Crimine a bordo. Scozia oggi, a seguito della morte di un sottufficiale del sottomarino atomico HMS Vigil della Royal Navy, l’ispettore Amy Silva si reca a bordo per condurre un’indagine riservata. Tre giorni per capire se si tratta di morte accidentale, suicidio oppure omicidio…
Pros&Cons. C’è poco da fare, gli inglesi hanno talento. E molto! Un dato evidente analizzando i primi episodi della miniserie “Vigil. Indagine a bordo”, prodotta da World Productions. La storia di “Vigil” prende le mosse da un fatto realmente avvenuto pochi anni fa tra le fila della Royal Navy, episodio che la penna di Tom Edge ha saputo trasformare in un racconto compatto ad alta tensione, un’opera che oscilla tra scenario bellico-nucleare e poliziesco tradizionale, tenendo in campo anche una linea introspettiva che indaga le fragilità dell’umano.
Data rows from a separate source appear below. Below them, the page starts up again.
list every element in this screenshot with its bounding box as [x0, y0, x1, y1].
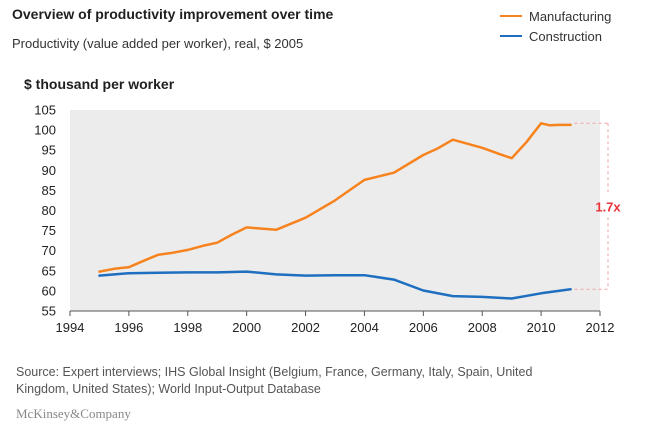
x-tick-label: 2002 — [291, 320, 320, 335]
ratio-label: 1.7x — [595, 199, 621, 214]
legend-item-manufacturing: Manufacturing — [500, 6, 611, 26]
y-tick-label: 100 — [34, 123, 56, 138]
y-tick-label: 80 — [42, 203, 56, 218]
y-axis-unit-label: $ thousand per worker — [24, 76, 175, 92]
source-note: Source: Expert interviews; IHS Global In… — [16, 365, 533, 396]
x-tick-label: 2012 — [586, 320, 615, 335]
y-tick-label: 70 — [42, 243, 56, 258]
x-tick-label: 2000 — [232, 320, 261, 335]
x-tick-label: 2008 — [468, 320, 497, 335]
plot-background — [70, 110, 600, 311]
x-tick-label: 2010 — [527, 320, 556, 335]
legend-label-manufacturing: Manufacturing — [529, 8, 612, 24]
x-tick-label: 2004 — [350, 320, 379, 335]
chart-title: Overview of productivity improvement ove… — [12, 6, 334, 22]
legend-label-construction: Construction — [529, 28, 602, 44]
y-tick-label: 55 — [42, 304, 56, 319]
legend: Manufacturing Construction — [500, 6, 611, 46]
x-tick-label: 1996 — [114, 320, 143, 335]
y-tick-label: 90 — [42, 163, 56, 178]
y-tick-label: 95 — [42, 143, 56, 158]
x-tick-label: 1998 — [173, 320, 202, 335]
y-tick-label: 85 — [42, 183, 56, 198]
legend-swatch-construction — [500, 35, 522, 37]
x-tick-label: 2006 — [409, 320, 438, 335]
chart-subtitle: Productivity (value added per worker), r… — [12, 36, 304, 51]
y-tick-label: 105 — [34, 103, 56, 118]
legend-swatch-manufacturing — [500, 15, 522, 17]
y-tick-label: 60 — [42, 283, 56, 298]
y-tick-label: 75 — [42, 223, 56, 238]
y-tick-label: 65 — [42, 263, 56, 278]
legend-item-construction: Construction — [500, 26, 611, 46]
brand-logo: McKinsey&Company — [16, 406, 131, 421]
manufacturing-line — [98, 122, 572, 273]
construction-line — [98, 270, 572, 300]
x-tick-label: 1994 — [56, 320, 85, 335]
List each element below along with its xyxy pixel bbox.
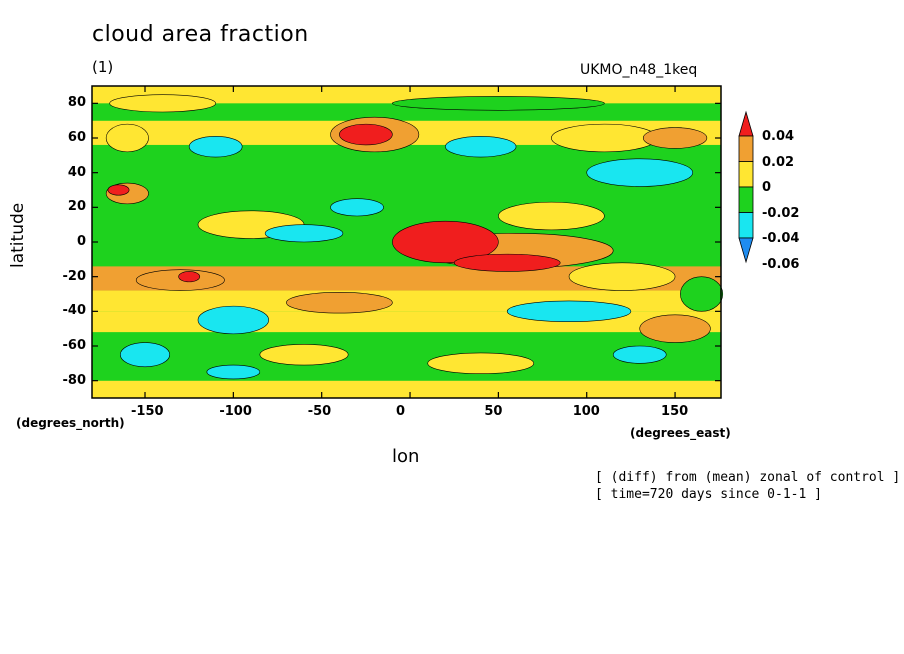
colorbar-label: -0.04: [762, 231, 800, 246]
x-axis-label: lon: [392, 446, 420, 467]
field-blob: [259, 343, 349, 366]
field-blob: [119, 342, 171, 368]
y-tick-label: 60: [67, 130, 86, 145]
field-blob: [680, 276, 724, 312]
colorbar-label: 0: [762, 180, 772, 195]
colorbar-label: -0.06: [762, 256, 800, 272]
colorbar-segment: [738, 161, 754, 188]
note-diff: [ (diff) from (mean) zonal of control ]: [595, 470, 901, 485]
y-axis-units: (degrees_north): [16, 416, 125, 430]
field-band: [92, 380, 721, 398]
colorbar-segment: [738, 212, 754, 239]
x-tick-label: -50: [307, 404, 332, 419]
field-blob: [392, 96, 605, 111]
field-blob: [105, 123, 149, 153]
tick-layer: [92, 86, 721, 398]
x-axis-units: (degrees_east): [630, 426, 731, 440]
field-blob: [107, 184, 130, 196]
field-blob: [639, 314, 711, 343]
field-blob: [135, 269, 225, 291]
chart-title: cloud area fraction: [92, 22, 309, 47]
field-blob: [612, 345, 667, 364]
field-blob: [642, 127, 708, 149]
y-tick-label: -60: [62, 338, 87, 353]
field-blob: [206, 364, 261, 380]
colorbar-label: 0.02: [762, 154, 795, 170]
field-blob: [445, 135, 517, 158]
field-blob: [586, 158, 694, 187]
y-tick-label: -80: [62, 372, 87, 388]
field-blob: [109, 94, 216, 113]
colorbar-segment: [738, 135, 754, 162]
field-blob: [551, 123, 658, 153]
field-blob: [453, 253, 561, 272]
colorbar-extend-high: [738, 110, 754, 137]
x-tick-label: -100: [219, 404, 252, 419]
colorbar-label: -0.02: [762, 205, 800, 221]
field-band: [92, 356, 721, 381]
colorbar-segment: [738, 186, 754, 213]
x-tick-label: 50: [484, 404, 503, 419]
field-blob: [339, 123, 393, 146]
colorbar-label: 0.04: [762, 129, 795, 144]
colorbar: [738, 110, 754, 264]
y-tick-label: 0: [76, 234, 86, 249]
model-name: UKMO_n48_1keq: [580, 62, 698, 78]
field-blob: [498, 201, 605, 231]
field-blob: [286, 291, 393, 314]
field-blob: [330, 198, 384, 217]
field-band: [92, 193, 721, 218]
field-blob: [392, 220, 499, 264]
y-axis-label: latitude: [8, 202, 28, 268]
field-blob: [568, 262, 676, 291]
x-tick-label: 100: [572, 404, 600, 419]
field-blob: [197, 305, 269, 335]
y-tick-label: -40: [62, 303, 87, 319]
colorbar-extend-low: [738, 237, 754, 264]
y-tick-label: -20: [62, 268, 87, 284]
x-tick-label: -150: [131, 404, 164, 419]
field-layer: [92, 86, 724, 398]
y-tick-label: 20: [67, 199, 86, 215]
y-tick-label: 80: [67, 95, 86, 111]
field-blob: [427, 352, 535, 375]
x-tick-label: 150: [661, 404, 689, 419]
field-blob: [506, 300, 632, 323]
chart-subtitle: (1): [92, 58, 114, 76]
note-time: [ time=720 days since 0-1-1 ]: [595, 487, 822, 502]
x-tick-label: 0: [396, 404, 406, 419]
field-blob: [188, 135, 243, 158]
y-tick-label: 40: [67, 164, 86, 180]
field-blob: [264, 224, 344, 243]
field-blob: [178, 271, 201, 283]
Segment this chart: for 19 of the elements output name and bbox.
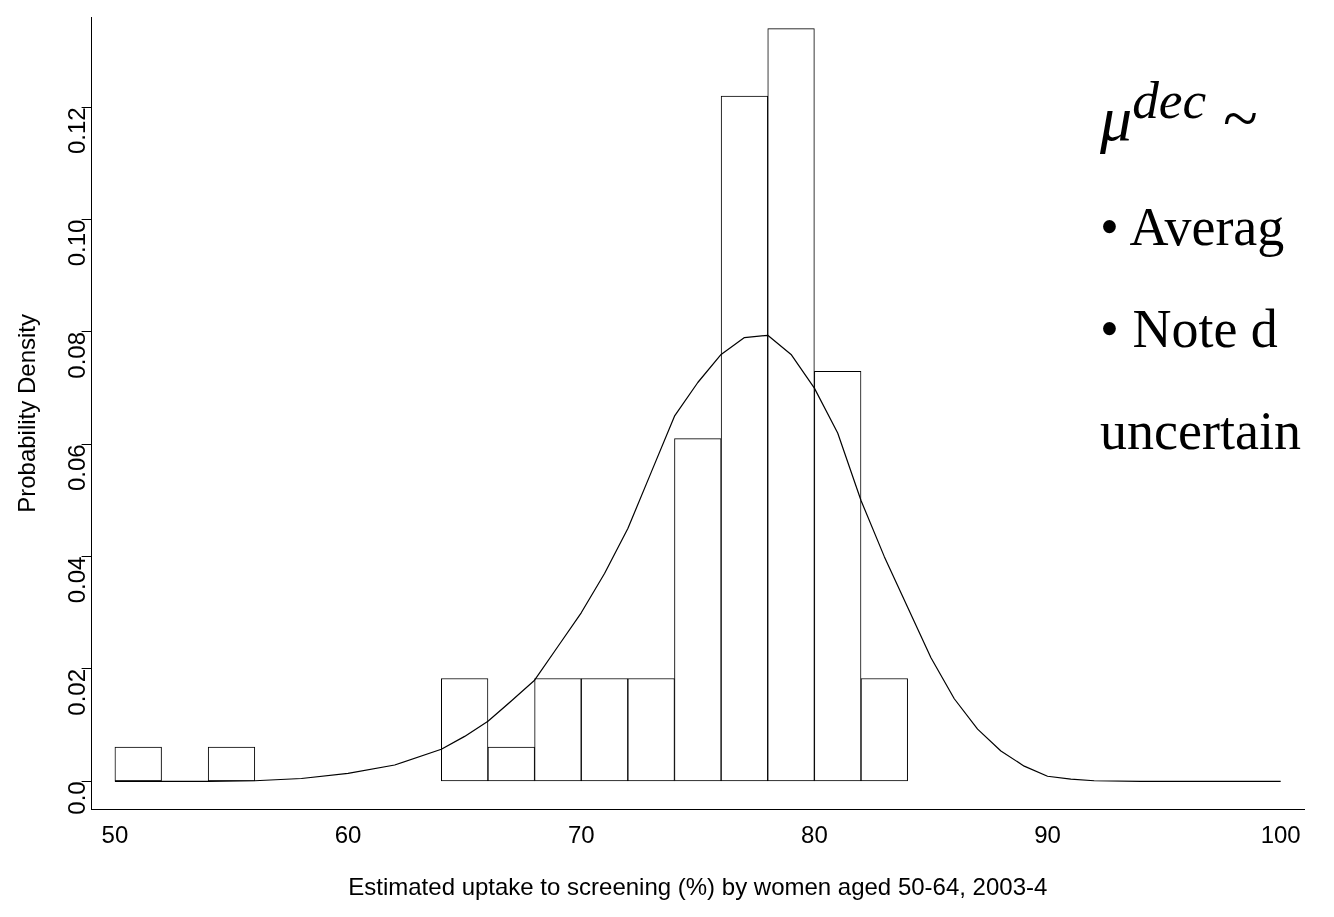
y-axis-title: Probability Density (13, 314, 41, 513)
annotation: • Averag (1100, 195, 1286, 259)
annotation: μ$^{dec}$ ~ (1100, 70, 1258, 156)
y-tick-label: 0.02 (63, 668, 91, 716)
y-tick-label: 0.08 (63, 331, 91, 379)
x-tick-label: 80 (801, 821, 828, 849)
y-tick-label: 0.04 (63, 556, 91, 604)
x-tick-label: 50 (101, 821, 129, 849)
x-tick-label: 70 (567, 821, 595, 849)
x-tick-label: 100 (1260, 821, 1301, 849)
y-tick-label: 0.0 (63, 781, 91, 815)
y-tick-label: 0.10 (63, 219, 91, 267)
x-tick-label: 60 (334, 821, 362, 849)
x-axis-title: Estimated uptake to screening (%) by women aged 50-64, 2003-4 (348, 873, 1048, 901)
x-tick-label: 90 (1034, 821, 1061, 849)
y-tick-label: 0.06 (63, 444, 91, 492)
annotation: • Note d (1100, 298, 1279, 361)
annotation: uncertain (1100, 400, 1302, 463)
y-tick-label: 0.12 (63, 107, 91, 154)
Sulle prime “Vigil” sembra muoversi lungo il binario di un legal thriller stile “Codice d’onore” (“A Few Good Men”, 1992): l’indagine ostinata della detective Silva per stabilire chi abbia ucciso il sottufficiale Craig Burke (Martin Compston) e perché. Dall’altro lato il racconto offre degli affondi da dramma psicologico-esistenziale: a bordo l’ispettore Amy Silva, nel condurre le indagini, sperimenta un viaggio emotivo nel passato familiare tra fratture e tormenti dell’animo. Amy è costretta a fare i conti con la perdita del compagno deceduto in un incidente d’auto, vettura finita in acqua da cui lei è riuscita a salvarsi. La claustrofobia che Amy sperimenta nel sottomarino le attiva, pertanto, un parallelismo con la stessa sensazione di soffocamento vissuta nell’abitacolo insieme al marito; un’angoscia palpabile e crescente che permea tutta la miniserie, che l’autore rende altamente credibile. Procedendo lungo gli episodi con un’abile scansione di colpi di scena, la serie “Vigil” si dimostra un riuscito thriller-poliziesco che dal punto di vista pastorale è da valutare come complessa e problematica, idonea per un pubblico adulto.